After previewing its potential acquisition agreement earlier this year, laparoscopic robotics developer Asensus Surgical has made it official: It will be bought out by Karl Storz.
The German medtech company will pay the previously agreed-upon price of 35 cents per share, or about $95 million—which Asensus described as a 67% premium over its stock value in early April, before it first announced the deal, and a 52% boost over its most recent daily trading.

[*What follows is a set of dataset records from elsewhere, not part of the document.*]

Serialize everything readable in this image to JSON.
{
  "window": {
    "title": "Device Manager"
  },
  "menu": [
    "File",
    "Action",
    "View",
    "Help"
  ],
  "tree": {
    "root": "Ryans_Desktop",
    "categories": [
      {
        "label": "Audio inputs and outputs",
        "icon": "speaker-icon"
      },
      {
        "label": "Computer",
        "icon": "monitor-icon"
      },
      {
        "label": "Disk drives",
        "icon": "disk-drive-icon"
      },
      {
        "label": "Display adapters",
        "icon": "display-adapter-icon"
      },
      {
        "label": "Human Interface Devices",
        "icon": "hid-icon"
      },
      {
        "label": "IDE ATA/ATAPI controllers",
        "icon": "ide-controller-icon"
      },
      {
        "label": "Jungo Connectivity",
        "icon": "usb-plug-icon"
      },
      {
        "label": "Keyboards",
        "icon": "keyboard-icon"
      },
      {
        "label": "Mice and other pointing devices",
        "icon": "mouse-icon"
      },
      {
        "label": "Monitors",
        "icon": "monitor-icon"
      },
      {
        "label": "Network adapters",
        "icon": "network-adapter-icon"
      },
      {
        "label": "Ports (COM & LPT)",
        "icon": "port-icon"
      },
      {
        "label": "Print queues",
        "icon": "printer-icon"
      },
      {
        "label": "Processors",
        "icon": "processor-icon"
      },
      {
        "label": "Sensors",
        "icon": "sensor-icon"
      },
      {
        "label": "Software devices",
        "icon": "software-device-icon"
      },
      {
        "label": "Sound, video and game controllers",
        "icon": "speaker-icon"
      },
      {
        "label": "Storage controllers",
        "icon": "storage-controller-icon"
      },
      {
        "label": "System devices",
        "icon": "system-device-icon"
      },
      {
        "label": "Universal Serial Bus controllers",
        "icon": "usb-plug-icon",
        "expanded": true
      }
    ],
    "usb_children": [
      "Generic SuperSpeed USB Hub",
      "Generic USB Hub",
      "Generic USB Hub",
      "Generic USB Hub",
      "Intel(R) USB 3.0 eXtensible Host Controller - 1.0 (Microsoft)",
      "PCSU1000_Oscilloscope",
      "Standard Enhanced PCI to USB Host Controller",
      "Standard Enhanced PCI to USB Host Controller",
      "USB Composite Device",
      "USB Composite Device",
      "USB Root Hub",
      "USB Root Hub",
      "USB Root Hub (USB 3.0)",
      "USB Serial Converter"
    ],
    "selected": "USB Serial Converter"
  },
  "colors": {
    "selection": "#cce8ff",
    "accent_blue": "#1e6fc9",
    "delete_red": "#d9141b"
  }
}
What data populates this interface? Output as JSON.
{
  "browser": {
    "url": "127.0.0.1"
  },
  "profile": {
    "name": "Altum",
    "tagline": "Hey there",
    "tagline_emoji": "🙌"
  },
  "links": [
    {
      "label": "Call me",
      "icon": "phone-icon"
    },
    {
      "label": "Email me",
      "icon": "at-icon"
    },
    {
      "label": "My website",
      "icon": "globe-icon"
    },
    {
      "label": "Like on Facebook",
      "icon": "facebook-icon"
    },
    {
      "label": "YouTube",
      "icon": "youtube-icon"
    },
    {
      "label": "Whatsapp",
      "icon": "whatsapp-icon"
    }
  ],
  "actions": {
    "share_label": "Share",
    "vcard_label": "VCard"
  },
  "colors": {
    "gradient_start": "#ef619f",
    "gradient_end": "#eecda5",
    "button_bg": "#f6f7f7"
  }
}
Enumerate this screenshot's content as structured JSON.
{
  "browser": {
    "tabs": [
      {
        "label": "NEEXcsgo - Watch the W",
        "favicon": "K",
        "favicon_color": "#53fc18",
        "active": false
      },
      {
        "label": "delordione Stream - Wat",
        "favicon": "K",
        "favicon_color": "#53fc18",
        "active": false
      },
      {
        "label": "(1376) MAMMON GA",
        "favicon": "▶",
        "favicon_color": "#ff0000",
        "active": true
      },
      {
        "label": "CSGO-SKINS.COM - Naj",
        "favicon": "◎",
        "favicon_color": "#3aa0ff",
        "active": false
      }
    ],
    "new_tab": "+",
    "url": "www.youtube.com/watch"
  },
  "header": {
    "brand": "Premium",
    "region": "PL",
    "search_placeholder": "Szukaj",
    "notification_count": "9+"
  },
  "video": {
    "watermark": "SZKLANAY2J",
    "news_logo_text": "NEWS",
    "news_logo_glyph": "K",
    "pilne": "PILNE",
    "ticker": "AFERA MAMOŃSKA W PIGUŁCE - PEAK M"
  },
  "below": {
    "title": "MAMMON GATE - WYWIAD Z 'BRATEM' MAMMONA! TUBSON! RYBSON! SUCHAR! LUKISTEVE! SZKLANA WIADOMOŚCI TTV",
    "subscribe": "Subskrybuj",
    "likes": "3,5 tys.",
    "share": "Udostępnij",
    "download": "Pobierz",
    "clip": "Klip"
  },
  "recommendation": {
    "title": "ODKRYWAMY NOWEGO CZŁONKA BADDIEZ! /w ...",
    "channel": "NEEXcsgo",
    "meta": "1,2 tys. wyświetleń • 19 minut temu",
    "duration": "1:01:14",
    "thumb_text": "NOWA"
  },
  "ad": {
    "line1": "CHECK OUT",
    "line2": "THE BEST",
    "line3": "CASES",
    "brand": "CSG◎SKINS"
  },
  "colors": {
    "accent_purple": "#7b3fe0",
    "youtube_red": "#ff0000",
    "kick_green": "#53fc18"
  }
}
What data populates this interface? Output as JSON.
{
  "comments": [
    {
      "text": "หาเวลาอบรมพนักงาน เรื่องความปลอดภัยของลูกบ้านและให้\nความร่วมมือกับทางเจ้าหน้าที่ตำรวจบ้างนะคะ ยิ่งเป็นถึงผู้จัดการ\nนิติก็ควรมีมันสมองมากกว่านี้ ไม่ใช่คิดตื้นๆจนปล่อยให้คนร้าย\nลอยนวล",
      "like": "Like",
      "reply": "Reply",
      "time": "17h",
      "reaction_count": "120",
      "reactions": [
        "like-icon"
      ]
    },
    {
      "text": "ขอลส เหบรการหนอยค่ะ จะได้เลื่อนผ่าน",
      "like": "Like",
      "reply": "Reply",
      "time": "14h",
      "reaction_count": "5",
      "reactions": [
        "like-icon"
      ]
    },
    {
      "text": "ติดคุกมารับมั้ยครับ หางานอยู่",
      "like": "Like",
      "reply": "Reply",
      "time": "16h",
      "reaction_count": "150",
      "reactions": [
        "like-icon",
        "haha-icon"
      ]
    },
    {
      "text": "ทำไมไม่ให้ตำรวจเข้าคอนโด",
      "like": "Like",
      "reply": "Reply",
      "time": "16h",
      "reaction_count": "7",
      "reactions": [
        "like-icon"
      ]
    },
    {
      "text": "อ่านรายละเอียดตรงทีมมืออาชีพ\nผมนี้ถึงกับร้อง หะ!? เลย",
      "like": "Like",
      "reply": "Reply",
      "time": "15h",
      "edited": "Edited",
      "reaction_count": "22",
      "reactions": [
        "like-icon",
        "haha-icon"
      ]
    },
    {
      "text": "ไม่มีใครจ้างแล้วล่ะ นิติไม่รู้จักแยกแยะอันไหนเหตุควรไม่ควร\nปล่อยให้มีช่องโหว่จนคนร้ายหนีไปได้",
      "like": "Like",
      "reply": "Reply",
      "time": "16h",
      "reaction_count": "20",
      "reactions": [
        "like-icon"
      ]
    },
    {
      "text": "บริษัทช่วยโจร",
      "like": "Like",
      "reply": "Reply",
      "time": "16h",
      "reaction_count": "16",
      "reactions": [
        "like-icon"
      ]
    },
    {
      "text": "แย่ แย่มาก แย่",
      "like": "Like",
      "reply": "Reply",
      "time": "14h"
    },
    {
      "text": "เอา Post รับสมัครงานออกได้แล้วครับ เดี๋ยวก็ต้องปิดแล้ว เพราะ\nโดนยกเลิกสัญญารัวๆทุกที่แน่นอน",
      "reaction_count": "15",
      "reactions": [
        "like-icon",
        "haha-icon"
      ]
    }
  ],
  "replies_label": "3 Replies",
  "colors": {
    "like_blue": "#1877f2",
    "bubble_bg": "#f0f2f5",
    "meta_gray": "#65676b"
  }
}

“We are pleased to have reached this agreement with Karl Storz, which we believe maximizes value for our stockholders,” Asensus President and CEO Anthony Fernando said in a statement, with its closing expected to come in the third quarter of this year.
“This transaction is a testament to the value of our innovative robotic and digital technology, intellectual property, and the hard work of our talented team,” Fernando added. “We are excited to enter the next chapter for Asensus with Karl Storz, which will allow us to continue to develop and deliver precise, safer, predictable surgery and digital tools to patients and surgeons around the world.”
The two companies previously worked together through Karl Storz’s VentureOne robotics subsidiary, with the goal of incorporating Asensus’ computer-augmented vision platform. Karl Storz had also said it planned to distribute Asensus’ Intelligent Surgical Unit as a standalone device.
Asensus also offers the Senhance robotic laparoscopy system, with more than 3,550 procedures performed internationally in 2023, according to the company. The North Carolina-based company, previously known as TransEnterix, has also been developing its next-generation Luna system for minimally invasive procedures in gynecology, urology and general surgery.